H.R. 5332 Women, Peace, and Security Act of 2016 is a bipartisan bill sponsored by Rep. Kristi Noem [R, SD-0]. This bill promotes the participation of women in negotiation processes seeking to prevent and resolve violent conflict. The bill furthers President Obama’s 2011 executive order National Action Plan on Women, Peace, and Security – both sharing the goal in empowering women to gain an equal role in preventing conflict and building peace within the international community.

 

H.R. 5484 State Sponsors of Terrorism Review Enhancement Act is a bill sponsored by Rep. Ted Yoho [R, FL-3]. The bill changes the time parameters for removing a country from the State Sponsors of Terrorism list. Currently, the president can remove a country from the list if the country has not funded terrorist organizations for 6 months. This bill would increase the time to 24 months before the president can remove a country from the list. Additionally, the bill would double the time that Congress has to review the president’s decision. For example, the bill could be used to ensure that Pakistan stays on the list until it releases Dr. Afridi, who helped the CIA find Osama bin Laden.

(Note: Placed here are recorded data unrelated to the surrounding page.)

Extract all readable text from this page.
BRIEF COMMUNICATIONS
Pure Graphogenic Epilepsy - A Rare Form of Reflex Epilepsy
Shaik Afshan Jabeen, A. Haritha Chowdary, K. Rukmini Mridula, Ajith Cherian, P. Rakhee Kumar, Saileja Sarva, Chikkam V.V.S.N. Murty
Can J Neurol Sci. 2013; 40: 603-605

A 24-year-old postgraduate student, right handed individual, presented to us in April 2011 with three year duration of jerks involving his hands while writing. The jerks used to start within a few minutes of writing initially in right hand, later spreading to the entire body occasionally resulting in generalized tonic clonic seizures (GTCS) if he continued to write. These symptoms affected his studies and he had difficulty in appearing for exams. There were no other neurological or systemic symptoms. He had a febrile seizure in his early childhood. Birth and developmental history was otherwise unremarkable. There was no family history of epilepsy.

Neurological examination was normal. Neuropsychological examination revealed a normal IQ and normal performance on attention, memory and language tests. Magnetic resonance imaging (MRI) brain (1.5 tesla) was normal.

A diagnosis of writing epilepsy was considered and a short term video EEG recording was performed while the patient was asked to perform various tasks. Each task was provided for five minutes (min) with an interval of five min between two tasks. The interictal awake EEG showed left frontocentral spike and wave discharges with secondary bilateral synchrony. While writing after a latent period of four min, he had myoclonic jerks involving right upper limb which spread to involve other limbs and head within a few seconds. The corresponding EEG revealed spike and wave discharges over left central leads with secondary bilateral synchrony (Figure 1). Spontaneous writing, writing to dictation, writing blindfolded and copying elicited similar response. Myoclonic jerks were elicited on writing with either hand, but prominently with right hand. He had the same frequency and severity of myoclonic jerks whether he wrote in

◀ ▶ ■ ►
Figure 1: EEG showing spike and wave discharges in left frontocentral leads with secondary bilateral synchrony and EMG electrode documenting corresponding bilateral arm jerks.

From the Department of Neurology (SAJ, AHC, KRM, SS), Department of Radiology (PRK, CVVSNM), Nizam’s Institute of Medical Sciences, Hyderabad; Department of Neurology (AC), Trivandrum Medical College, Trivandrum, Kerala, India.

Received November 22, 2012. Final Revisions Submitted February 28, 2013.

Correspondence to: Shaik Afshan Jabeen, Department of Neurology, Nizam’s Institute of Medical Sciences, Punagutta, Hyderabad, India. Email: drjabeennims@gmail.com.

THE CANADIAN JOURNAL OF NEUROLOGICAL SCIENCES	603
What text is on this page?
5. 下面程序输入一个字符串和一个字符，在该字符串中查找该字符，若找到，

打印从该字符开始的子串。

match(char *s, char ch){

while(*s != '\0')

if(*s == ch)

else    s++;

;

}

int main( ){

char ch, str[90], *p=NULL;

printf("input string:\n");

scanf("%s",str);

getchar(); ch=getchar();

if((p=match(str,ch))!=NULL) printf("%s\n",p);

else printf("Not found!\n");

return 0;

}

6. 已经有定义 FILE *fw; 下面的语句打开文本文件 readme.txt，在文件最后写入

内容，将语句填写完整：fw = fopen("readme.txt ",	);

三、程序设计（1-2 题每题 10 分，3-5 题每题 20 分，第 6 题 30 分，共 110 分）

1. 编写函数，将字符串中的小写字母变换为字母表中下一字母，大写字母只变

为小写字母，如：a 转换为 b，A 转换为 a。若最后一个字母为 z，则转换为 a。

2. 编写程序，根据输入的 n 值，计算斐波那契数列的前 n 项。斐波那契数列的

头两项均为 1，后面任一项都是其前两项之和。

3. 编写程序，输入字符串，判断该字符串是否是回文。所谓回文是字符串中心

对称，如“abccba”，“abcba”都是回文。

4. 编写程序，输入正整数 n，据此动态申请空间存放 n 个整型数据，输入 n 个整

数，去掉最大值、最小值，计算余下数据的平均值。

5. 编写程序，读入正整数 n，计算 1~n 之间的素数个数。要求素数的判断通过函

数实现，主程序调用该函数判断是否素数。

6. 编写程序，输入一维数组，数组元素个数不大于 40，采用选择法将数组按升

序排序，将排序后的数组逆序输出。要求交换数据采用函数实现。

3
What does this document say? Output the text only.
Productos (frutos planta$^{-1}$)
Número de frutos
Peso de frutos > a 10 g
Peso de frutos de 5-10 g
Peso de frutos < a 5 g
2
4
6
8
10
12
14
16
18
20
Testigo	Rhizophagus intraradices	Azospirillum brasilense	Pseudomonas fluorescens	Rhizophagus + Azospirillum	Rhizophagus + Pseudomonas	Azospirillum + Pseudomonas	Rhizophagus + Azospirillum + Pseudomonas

Rep. Alan Grayson [D, FL-9] raised concern that the bill is unconstitutional as it gives Congressional veto power over presidential orders. Chairman Ed Royce [R, CA-39] rebutted that the law already allows Congress to oppose the decision, and that this bill simply lengthens the time.

Now that these bills have been approved by the committee, the next step in the legislative process is a vote on the House Floor.